Muguette Dini , présidente . - Nous entendons pour la première fois devant notre commission le Premier président de la Cour des comptes, Didier Migaud, sur la certification des comptes de la sécurité sociale.
Didier Migaud, Premier président de la Cour des comptes . - C'est un grand plaisir pour moi de participer à vos travaux en tant que Premier président de la Cour des comptes, je le dis en connaissant bien votre commission, pour avoir collaboré avec vous lorsque j'étais à la commission des finances de l'Assemblée nationale. Mon prédécesseur, du reste, avait pour habitude de venir présenter régulièrement devant vous les rapports de la Cour.
Le 22 juin dernier, la Cour des comptes a adopté son rapport sur la certification des comptes 2009 du régime général de la sécurité sociale et il vous a été remis, comme le prévoit la LOLFSS, avant la fin du mois de juin.
La certification des comptes d'un organisme constitue une assurance raisonnable que ses comptes sont réguliers et sincères, et qu'ils donnent une image fidèle du résultat de sa gestion, de son patrimoine et de sa situation financière. Cet exercice annuel est destiné à vous apporter une information fiable sur les produits, les charges et le résultat du régime général. J'espère que nous contribuerons utilement à éclairer vos prochains débats sur la loi de financement de la sécurité sociale.
Cet exercice est complété, depuis l'an passé, pour les comptes des autres régimes de sécurité sociale, par les opinions des commissaires aux comptes chargés de les auditer. La Cour a défini avec eux un cadre contractuel d'échanges d'informations et a pris en compte leurs opinions, notamment le refus de certification des comptes du régime agricole.
Il sera sans doute bientôt nécessaire de prévoir un cadre juridique plus global pour ces échanges.
Les branches du régime général de la sécurité sociale traitent chaque année des centaines de millions d'opérations, pour environ 350 milliards d'euros en dépenses et 320 en recettes. Quand on atteint de tels chiffres, la certification n'est plus seulement une affaire de vérification comptable : il faut savoir si les systèmes d'information assurent la traçabilité des opérations comptables et si le contrôle interne suffit pour maîtriser les risques d'anomalies.

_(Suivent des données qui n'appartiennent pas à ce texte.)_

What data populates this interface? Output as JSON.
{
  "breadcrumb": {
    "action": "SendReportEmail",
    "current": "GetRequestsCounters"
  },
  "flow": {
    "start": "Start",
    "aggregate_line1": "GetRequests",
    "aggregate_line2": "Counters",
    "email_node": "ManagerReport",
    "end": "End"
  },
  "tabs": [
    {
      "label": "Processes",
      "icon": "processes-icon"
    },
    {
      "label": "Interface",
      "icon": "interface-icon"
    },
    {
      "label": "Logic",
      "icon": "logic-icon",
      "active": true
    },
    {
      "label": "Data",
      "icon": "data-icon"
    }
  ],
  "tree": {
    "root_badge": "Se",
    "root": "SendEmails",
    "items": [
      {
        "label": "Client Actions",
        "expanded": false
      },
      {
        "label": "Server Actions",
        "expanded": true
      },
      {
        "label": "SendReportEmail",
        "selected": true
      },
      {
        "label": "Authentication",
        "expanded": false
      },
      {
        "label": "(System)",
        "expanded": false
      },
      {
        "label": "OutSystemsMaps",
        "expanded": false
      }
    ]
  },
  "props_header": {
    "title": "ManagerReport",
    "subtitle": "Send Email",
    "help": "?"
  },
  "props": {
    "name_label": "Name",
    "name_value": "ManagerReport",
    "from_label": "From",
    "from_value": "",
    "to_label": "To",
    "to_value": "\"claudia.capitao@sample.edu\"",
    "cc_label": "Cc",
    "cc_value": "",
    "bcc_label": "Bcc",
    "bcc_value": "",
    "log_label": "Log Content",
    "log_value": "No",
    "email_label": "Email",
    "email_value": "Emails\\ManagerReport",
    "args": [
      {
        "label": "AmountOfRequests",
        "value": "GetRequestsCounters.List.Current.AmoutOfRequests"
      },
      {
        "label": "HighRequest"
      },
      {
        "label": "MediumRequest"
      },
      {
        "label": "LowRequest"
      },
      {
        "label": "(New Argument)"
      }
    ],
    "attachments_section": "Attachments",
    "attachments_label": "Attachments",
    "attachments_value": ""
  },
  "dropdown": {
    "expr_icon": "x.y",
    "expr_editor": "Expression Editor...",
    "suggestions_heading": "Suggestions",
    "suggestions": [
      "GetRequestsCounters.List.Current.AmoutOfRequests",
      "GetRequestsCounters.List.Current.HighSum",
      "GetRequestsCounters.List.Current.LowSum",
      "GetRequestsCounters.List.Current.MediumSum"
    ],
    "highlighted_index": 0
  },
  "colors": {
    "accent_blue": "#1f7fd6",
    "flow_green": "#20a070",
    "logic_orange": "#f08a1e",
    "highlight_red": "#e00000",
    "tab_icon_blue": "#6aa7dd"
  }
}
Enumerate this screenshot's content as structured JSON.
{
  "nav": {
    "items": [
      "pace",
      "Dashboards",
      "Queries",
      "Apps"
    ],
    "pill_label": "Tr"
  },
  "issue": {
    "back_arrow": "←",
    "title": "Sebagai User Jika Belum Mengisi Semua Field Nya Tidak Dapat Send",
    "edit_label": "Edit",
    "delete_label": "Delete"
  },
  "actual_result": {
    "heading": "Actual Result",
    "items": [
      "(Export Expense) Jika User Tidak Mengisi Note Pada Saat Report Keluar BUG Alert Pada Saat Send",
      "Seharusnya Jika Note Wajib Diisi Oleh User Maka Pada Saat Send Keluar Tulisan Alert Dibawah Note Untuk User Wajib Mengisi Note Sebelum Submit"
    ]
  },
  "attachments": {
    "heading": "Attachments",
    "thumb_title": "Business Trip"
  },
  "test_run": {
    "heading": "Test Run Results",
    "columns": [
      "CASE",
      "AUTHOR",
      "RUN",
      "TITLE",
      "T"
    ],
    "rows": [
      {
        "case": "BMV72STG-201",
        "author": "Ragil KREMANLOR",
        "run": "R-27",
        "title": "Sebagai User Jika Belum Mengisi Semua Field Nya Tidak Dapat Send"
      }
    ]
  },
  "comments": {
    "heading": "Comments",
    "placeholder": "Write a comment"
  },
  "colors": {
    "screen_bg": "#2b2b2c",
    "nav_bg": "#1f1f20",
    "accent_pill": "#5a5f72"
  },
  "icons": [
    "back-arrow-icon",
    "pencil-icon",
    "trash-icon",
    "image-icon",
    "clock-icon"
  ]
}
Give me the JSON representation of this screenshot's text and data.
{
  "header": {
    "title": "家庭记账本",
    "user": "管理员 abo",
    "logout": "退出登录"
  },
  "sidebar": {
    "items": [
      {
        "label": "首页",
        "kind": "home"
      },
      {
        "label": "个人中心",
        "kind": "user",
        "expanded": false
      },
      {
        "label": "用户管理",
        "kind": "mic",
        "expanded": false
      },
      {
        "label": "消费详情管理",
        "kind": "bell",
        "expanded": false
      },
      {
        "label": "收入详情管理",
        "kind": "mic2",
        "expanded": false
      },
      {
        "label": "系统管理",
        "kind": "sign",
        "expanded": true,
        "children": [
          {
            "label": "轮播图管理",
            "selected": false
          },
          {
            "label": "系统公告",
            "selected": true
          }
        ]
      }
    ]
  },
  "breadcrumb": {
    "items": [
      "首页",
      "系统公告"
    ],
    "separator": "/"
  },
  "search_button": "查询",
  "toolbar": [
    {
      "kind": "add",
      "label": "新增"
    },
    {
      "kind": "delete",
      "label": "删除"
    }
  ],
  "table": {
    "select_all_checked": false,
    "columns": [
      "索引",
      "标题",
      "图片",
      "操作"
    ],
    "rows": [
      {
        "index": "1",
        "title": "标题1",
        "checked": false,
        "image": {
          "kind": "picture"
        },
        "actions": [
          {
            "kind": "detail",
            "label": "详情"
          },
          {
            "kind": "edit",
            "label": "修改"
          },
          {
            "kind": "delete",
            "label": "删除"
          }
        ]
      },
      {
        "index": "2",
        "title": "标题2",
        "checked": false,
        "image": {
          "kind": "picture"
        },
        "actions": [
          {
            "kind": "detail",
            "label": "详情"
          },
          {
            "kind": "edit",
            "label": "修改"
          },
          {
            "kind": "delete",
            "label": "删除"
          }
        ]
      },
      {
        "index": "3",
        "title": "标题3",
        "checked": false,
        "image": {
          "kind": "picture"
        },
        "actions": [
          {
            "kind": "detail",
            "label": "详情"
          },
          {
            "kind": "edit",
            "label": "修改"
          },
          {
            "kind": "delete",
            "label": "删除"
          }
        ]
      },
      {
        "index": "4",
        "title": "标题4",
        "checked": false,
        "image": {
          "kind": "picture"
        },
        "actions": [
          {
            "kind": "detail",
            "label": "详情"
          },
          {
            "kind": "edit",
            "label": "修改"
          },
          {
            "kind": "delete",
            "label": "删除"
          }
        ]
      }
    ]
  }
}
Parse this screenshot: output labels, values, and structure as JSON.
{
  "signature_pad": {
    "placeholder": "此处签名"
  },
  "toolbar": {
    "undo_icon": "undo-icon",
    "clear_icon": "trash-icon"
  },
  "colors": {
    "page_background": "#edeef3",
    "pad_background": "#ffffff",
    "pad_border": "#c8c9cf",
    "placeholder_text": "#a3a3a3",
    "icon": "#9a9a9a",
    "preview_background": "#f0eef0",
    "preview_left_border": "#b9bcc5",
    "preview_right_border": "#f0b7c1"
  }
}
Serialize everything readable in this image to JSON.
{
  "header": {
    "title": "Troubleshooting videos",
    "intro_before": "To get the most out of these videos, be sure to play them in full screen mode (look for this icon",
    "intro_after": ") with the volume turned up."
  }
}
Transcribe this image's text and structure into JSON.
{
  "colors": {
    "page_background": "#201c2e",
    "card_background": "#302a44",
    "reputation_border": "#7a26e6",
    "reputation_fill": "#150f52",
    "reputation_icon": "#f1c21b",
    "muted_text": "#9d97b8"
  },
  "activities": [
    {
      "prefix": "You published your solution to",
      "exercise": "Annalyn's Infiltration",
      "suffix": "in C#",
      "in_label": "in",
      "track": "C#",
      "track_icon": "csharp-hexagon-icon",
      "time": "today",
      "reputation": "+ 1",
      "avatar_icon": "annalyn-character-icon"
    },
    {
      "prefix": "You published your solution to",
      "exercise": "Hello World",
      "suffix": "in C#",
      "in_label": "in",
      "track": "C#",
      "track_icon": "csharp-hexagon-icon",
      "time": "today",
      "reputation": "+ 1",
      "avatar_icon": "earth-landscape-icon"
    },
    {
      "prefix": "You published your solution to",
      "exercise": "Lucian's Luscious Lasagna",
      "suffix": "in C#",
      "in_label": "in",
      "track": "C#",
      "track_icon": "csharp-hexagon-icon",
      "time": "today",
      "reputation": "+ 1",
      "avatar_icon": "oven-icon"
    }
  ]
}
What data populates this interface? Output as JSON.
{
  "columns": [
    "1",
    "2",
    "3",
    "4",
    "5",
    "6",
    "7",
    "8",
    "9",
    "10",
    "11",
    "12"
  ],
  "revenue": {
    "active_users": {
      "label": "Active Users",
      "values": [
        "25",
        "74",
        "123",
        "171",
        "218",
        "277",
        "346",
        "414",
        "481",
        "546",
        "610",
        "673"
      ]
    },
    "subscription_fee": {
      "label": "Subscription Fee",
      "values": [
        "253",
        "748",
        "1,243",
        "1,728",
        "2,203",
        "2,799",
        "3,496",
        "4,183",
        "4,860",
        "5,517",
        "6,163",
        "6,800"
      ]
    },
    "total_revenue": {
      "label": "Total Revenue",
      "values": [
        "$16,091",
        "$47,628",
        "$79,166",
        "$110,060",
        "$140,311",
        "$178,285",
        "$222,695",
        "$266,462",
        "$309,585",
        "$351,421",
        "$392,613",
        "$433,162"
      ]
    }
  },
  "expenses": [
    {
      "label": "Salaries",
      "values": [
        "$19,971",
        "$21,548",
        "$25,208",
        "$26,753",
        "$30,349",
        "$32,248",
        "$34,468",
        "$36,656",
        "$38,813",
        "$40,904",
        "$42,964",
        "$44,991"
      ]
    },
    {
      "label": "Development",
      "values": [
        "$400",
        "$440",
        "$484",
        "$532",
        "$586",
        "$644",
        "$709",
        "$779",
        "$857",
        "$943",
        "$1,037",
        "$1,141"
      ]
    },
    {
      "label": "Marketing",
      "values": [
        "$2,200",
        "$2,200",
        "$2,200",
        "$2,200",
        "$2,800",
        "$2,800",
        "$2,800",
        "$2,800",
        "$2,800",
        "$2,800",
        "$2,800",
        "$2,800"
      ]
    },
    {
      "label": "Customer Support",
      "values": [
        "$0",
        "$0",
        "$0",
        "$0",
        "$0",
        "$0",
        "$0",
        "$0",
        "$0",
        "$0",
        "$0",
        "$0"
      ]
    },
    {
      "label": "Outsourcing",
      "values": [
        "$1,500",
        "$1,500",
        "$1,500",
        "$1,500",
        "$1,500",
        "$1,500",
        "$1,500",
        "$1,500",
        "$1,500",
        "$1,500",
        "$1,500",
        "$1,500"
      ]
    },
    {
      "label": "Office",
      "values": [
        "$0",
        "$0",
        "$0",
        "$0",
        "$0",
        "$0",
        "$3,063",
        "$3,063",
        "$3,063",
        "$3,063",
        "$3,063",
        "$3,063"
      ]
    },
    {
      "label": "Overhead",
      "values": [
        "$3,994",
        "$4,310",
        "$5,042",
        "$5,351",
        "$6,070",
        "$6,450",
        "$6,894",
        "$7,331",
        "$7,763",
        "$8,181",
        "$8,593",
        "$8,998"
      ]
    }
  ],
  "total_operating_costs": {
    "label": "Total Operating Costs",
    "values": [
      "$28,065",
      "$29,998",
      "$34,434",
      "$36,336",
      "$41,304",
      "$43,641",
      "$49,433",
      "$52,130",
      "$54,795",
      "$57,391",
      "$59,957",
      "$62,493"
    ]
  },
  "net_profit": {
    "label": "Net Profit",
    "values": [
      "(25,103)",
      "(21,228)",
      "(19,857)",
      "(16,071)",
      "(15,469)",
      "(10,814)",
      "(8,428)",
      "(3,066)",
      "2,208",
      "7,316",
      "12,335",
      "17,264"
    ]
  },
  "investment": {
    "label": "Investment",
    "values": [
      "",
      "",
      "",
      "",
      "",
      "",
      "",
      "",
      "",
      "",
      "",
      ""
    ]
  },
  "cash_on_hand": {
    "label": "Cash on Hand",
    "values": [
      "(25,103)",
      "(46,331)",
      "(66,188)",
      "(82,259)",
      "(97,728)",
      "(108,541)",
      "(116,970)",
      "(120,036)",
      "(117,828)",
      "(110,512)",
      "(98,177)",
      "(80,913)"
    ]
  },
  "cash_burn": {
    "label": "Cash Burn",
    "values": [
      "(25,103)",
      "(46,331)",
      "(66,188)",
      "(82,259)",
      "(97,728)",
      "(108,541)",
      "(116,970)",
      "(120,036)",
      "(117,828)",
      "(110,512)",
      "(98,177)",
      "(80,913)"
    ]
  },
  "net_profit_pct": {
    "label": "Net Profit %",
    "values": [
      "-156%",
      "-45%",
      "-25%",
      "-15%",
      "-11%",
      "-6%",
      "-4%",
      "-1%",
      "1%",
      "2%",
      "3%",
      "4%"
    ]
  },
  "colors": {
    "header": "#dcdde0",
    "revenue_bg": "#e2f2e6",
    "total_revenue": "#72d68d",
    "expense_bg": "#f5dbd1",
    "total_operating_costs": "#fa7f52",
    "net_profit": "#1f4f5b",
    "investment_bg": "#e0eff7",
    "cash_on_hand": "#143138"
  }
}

Ainsi analysons-nous systématiquement les procédures de contrôle interne des caisses et en évaluons-nous l'efficacité. Cet exercice est très utile car il incite les organismes de sécurité sociale à mieux maîtriser les risques financiers et à renforcer leurs efforts pour réduire les erreurs et lutter contre la fraude. Ces efforts contribuent à améliorer progressivement la qualité de leur gestion des prestations, et donc la qualité du service rendu aux assurés.
C'est ainsi, suite aux travaux de certification, que la Cnam a renforcé ses contrôles sur les opérations gérées pour le régime général par les mutuelles d'étudiants et de fonctionnaires. Elle a également mis en place des liaisons informatiques qui ont permis aux assurés de ces mutuelles de bénéficier de la même qualité de services que les autres. Dans d'autres branches, la Cnaf et la Cnav ont mis en place des systèmes d'évaluation des erreurs de calcul des prestations et pensions. La maîtrise du risque d'erreurs dans les comptes devient ainsi l'affaire du dirigeant et plus seulement du comptable, au bénéfice des assurés sociaux.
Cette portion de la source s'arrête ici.